To that end, Prentice said the government has been working in advance of the regulatory process to ensure it knows what permits will be needed and what information will be needed from the proponent to be able to move forward.

“We are working with northern boards and agencies to ensure that, should the project proceed, we too will be ready to move ahead,” he said.

But Prentice made no mention of the status of talks with the MGP partners on the fiscal terms for a pipeline.

Although the Joint Review Panel which is handling the socioeconomic aspects of the MGP has disclosed that its report to the NEB will not be delivered this year, threatening a possible one-year delay in bringing gas onstream, Prentice said the government hopes a number of recent changes will reduce the frustrations and delays in handling future regulatory applications.

New office established

He said C$150 million will be made available over the next five years to establish a Major Projects Management Office, designed to streamline the regulatory system for major natural resource projects and protect the environment, while increasing the competitiveness of Canada’s resource sector.

He said the Major Projects Management Office is intended to “overcome delays and a lack of coordination in Canada’s regulatory system and to provide a single point of entry into the federal regulatory system for proponents of major resource projects.”

In addition, the government has established the Northern Regulatory Improvement Initiative to improve a regulatory decision-making system that is shared by federal, territorial and aboriginal governments.

Dissatisfaction the driver

Prentice said the dissatisfaction associated with the MGP experience “has driven some of the changes that have been made.”

He said the unique regulatory aspects of the MGP are unique and untested for a trans-regional project of the MGP’s scope and complexity.

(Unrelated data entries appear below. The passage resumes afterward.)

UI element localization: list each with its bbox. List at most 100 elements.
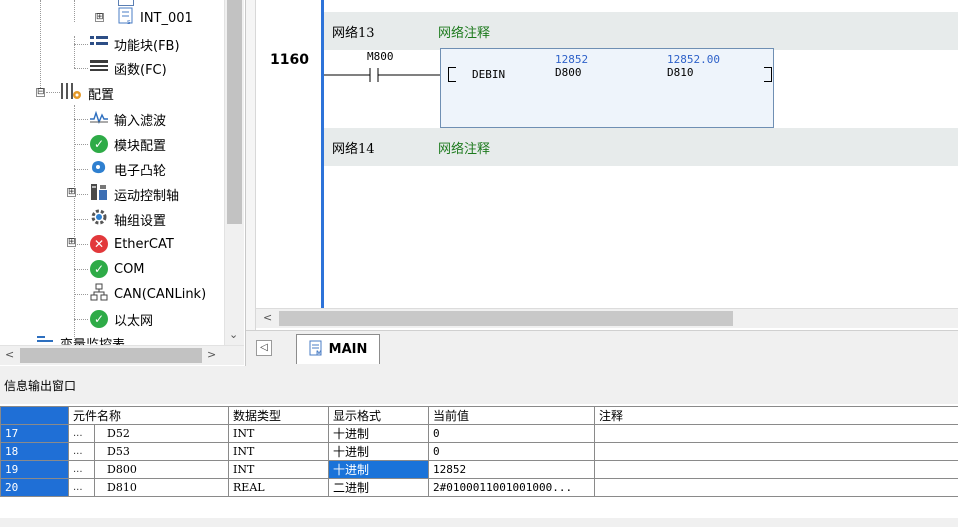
tree-guide — [74, 0, 75, 22]
comment-cell[interactable] — [594, 442, 958, 461]
tree-guide — [74, 119, 88, 120]
operand1[interactable]: D800 — [555, 66, 582, 79]
motion-axis-icon — [90, 183, 108, 205]
output-window-bottom-edge — [0, 518, 958, 527]
row-number[interactable]: 17 — [0, 424, 69, 443]
current-value-cell[interactable]: 12852 — [428, 460, 596, 479]
expand-toggle[interactable]: ⊞ — [67, 188, 76, 197]
project-tree: ⊞ s INT_001 功能块(FB) 函数(FC) ⊟ 配置 输入滤波 ✓ 模… — [0, 0, 246, 366]
comment-cell[interactable] — [594, 460, 958, 479]
select-all-corner[interactable] — [0, 406, 69, 425]
tree-guide — [74, 244, 88, 245]
tree-item-label: EtherCAT — [114, 236, 174, 252]
column-header[interactable]: 元件名称 — [67, 406, 230, 425]
comment-cell[interactable] — [594, 424, 958, 443]
current-value-cell[interactable]: 0 — [428, 424, 596, 443]
scroll-right-arrow-icon[interactable]: > — [207, 348, 216, 361]
network-header-13[interactable]: 网络13 网络注释 — [324, 12, 958, 50]
tree-item-motion-axis[interactable]: 运动控制轴 — [90, 183, 179, 205]
display-format-cell[interactable]: 十进制 — [328, 460, 430, 479]
column-header[interactable]: 注释 — [594, 406, 958, 425]
element-name-cell[interactable]: D810 — [93, 478, 230, 497]
scroll-left-arrow-icon[interactable]: < — [5, 348, 14, 361]
element-name-cell[interactable]: D52 — [93, 424, 230, 443]
row-number[interactable]: 18 — [0, 442, 69, 461]
operand2-value: 12852.00 — [667, 53, 720, 66]
network-icon — [90, 283, 108, 305]
tree-item-int-001[interactable]: s INT_001 — [118, 7, 193, 29]
table-row[interactable]: 19 ... D800 INT 十进制 12852 — [0, 460, 958, 479]
display-format-cell[interactable]: 二进制 — [328, 478, 430, 497]
operand2[interactable]: D810 — [667, 66, 694, 79]
tree-item-axis-group[interactable]: 轴组设置 — [90, 208, 166, 230]
data-type-cell[interactable]: INT — [228, 460, 330, 479]
tree-item-input-filter[interactable]: 输入滤波 — [90, 108, 166, 130]
scroll-left-arrow-icon[interactable]: < — [263, 311, 272, 324]
struct-icon — [118, 0, 134, 6]
tree-item-module-config[interactable]: ✓ 模块配置 — [90, 133, 166, 155]
tree-item-function-blocks[interactable]: 功能块(FB) — [90, 33, 180, 55]
collapse-toggle[interactable]: ⊟ — [36, 88, 45, 97]
tree-item-label: 电子凸轮 — [114, 163, 167, 179]
tab-scroll-left-button[interactable]: ◁ — [256, 340, 272, 356]
tree-item-config[interactable]: 配置 — [60, 82, 114, 104]
tree-item-electronic-cam[interactable]: 电子凸轮 — [90, 158, 166, 180]
table-row[interactable]: 17 ... D52 INT 十进制 0 — [0, 424, 958, 443]
tree-item-label: 运动控制轴 — [114, 188, 180, 204]
network-number: 网络13 — [332, 25, 375, 41]
network-comment[interactable]: 网络注释 — [438, 138, 490, 157]
display-format-cell[interactable]: 十进制 — [328, 424, 430, 443]
expand-toggle[interactable]: ⊞ — [95, 13, 104, 22]
tree-item-can[interactable]: CAN(CANLink) — [90, 283, 206, 305]
tree-item-com[interactable]: ✓ COM — [90, 258, 145, 280]
tab-main[interactable]: M MAIN — [296, 334, 380, 364]
row-number[interactable]: 19 — [0, 460, 69, 479]
element-name-cell[interactable]: D53 — [93, 442, 230, 461]
data-type-cell[interactable]: INT — [228, 442, 330, 461]
tree-guide — [74, 68, 88, 69]
check-icon: ✓ — [90, 135, 108, 153]
expand-toggle[interactable]: ⊞ — [67, 238, 76, 247]
column-header[interactable]: 当前值 — [428, 406, 596, 425]
display-format-cell[interactable]: 十进制 — [328, 442, 430, 461]
data-type-cell[interactable]: INT — [228, 424, 330, 443]
tree-guide — [46, 92, 60, 93]
browse-button[interactable]: ... — [68, 478, 95, 497]
table-row[interactable]: 18 ... D53 INT 十进制 0 — [0, 442, 958, 461]
rung-number-gutter — [256, 0, 321, 308]
browse-button[interactable]: ... — [68, 424, 95, 443]
tree-guide — [74, 36, 75, 68]
network-header-14[interactable]: 网络14 网络注释 — [324, 128, 958, 166]
tree-vertical-scroll-thumb[interactable] — [227, 0, 242, 224]
electronic-cam-icon — [90, 158, 108, 180]
tree-item-ethercat[interactable]: ✕ EtherCAT — [90, 233, 174, 255]
tree-guide — [74, 269, 88, 270]
table-header: 元件名称 数据类型 显示格式 当前值 注释 — [0, 406, 958, 425]
comment-cell[interactable] — [594, 478, 958, 497]
config-icon — [60, 81, 82, 105]
check-icon: ✓ — [90, 310, 108, 328]
current-value-cell[interactable]: 2#0100011001001000... — [428, 478, 596, 497]
table-row[interactable]: 20 ... D810 REAL 二进制 2#0100011001001000.… — [0, 478, 958, 497]
operand1-value: 12852 — [555, 53, 589, 66]
tab-label: MAIN — [328, 342, 368, 357]
browse-button[interactable]: ... — [68, 442, 95, 461]
tree-guide — [74, 194, 88, 195]
column-header[interactable]: 数据类型 — [228, 406, 330, 425]
tree-item-ethernet[interactable]: ✓ 以太网 — [90, 308, 153, 330]
data-type-cell[interactable]: REAL — [228, 478, 330, 497]
row-number[interactable]: 20 — [0, 478, 69, 497]
tree-guide — [40, 0, 41, 92]
scroll-down-arrow-icon[interactable]: ⌄ — [229, 328, 238, 341]
network-comment[interactable]: 网络注释 — [438, 22, 490, 41]
instruction-block[interactable] — [440, 48, 774, 128]
browse-button[interactable]: ... — [68, 460, 95, 479]
tree-item-variable-monitor[interactable]: 变量监控表 — [36, 331, 125, 345]
input-filter-icon — [90, 110, 108, 128]
tree-horizontal-scroll-thumb[interactable] — [20, 348, 202, 363]
editor-horizontal-scroll-thumb[interactable] — [279, 311, 733, 326]
element-name-cell[interactable]: D800 — [93, 460, 230, 479]
column-header[interactable]: 显示格式 — [328, 406, 430, 425]
tree-item-functions[interactable]: 函数(FC) — [90, 57, 167, 79]
current-value-cell[interactable]: 0 — [428, 442, 596, 461]
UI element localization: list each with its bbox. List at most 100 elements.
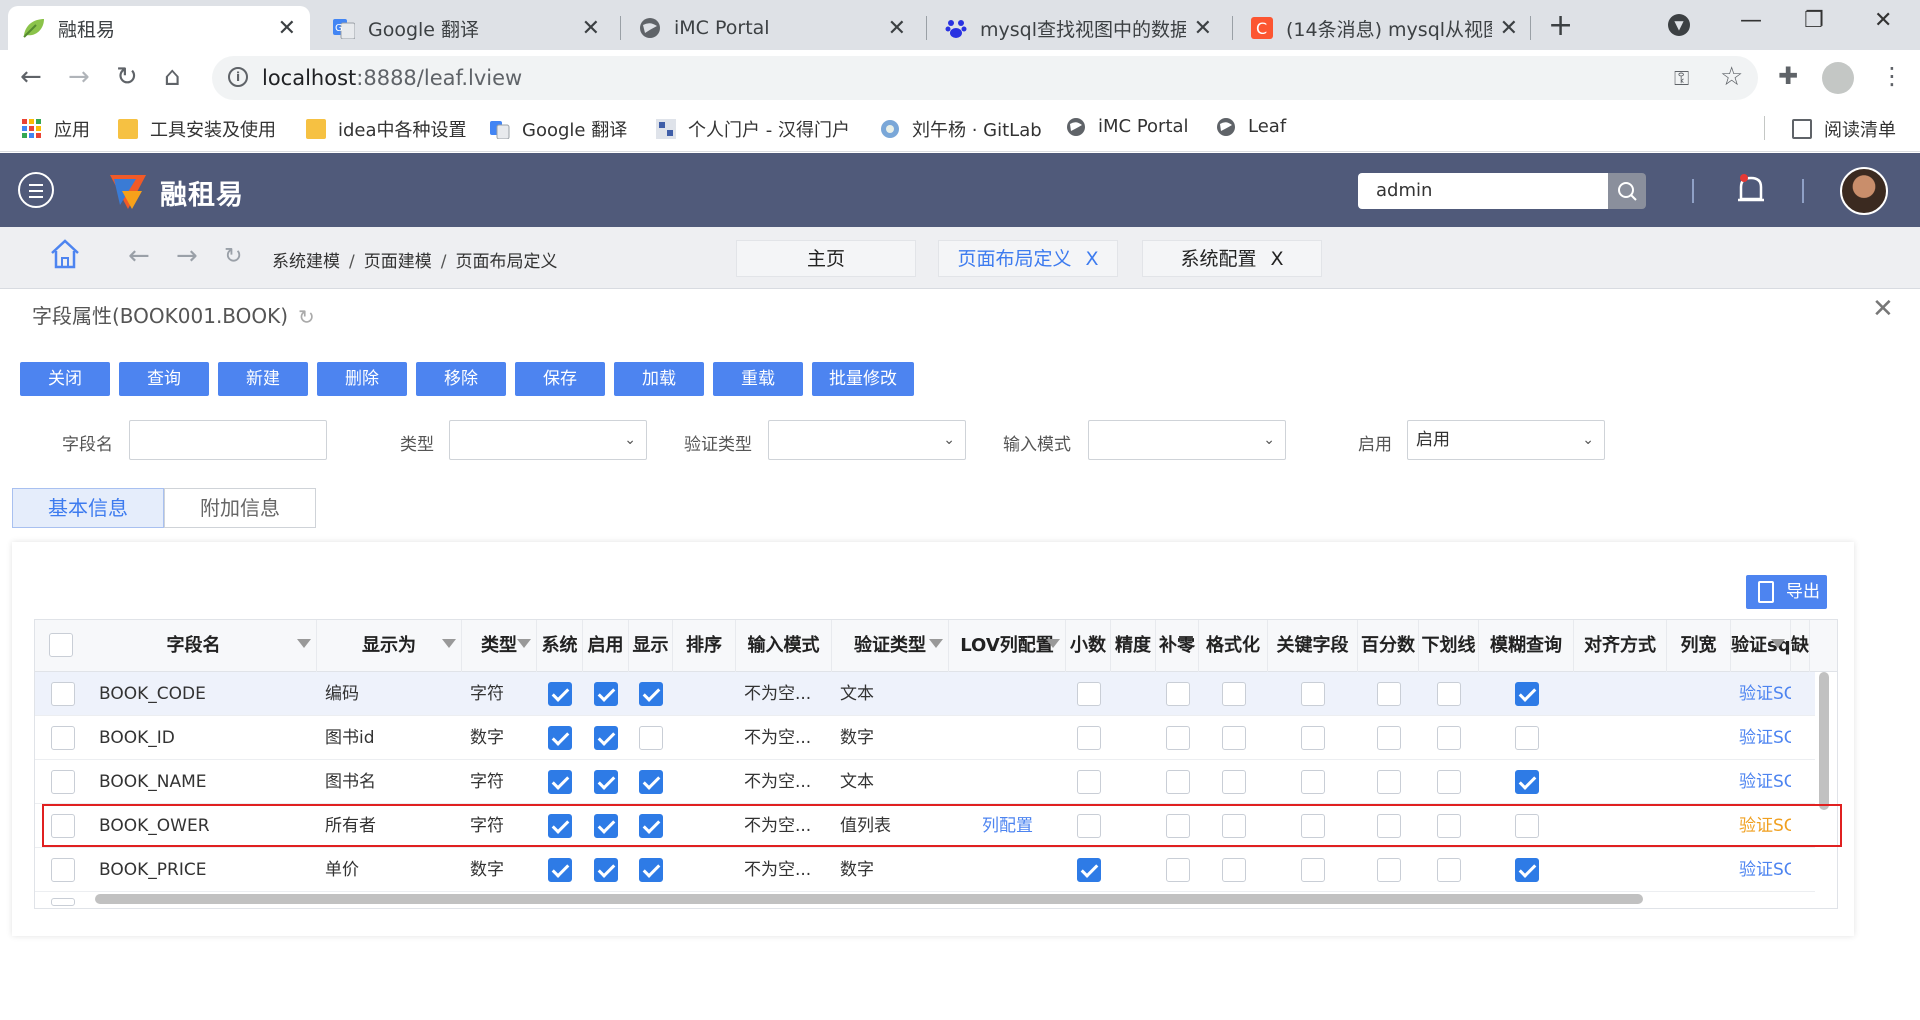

He said the government has already invested C$250 million in environmental assessment and regulatory systems across the North and is committed to meeting the regulatory challenges.

Prentice also said he is committed to ensuring strict environmental standards are followed in northern and Arctic regions should either or both the Mackenzie and Alaska pipelines go ahead.

“We all need to cooperate and pull our own weight in creating a modern, environmentally clean oil and gas industry,” he said. In addition to ensuring the economic environment is in place to help industries thrive and compete in a globalized world, “we also have a responsibility for stewardship of the common good, especially in protecting the environment.”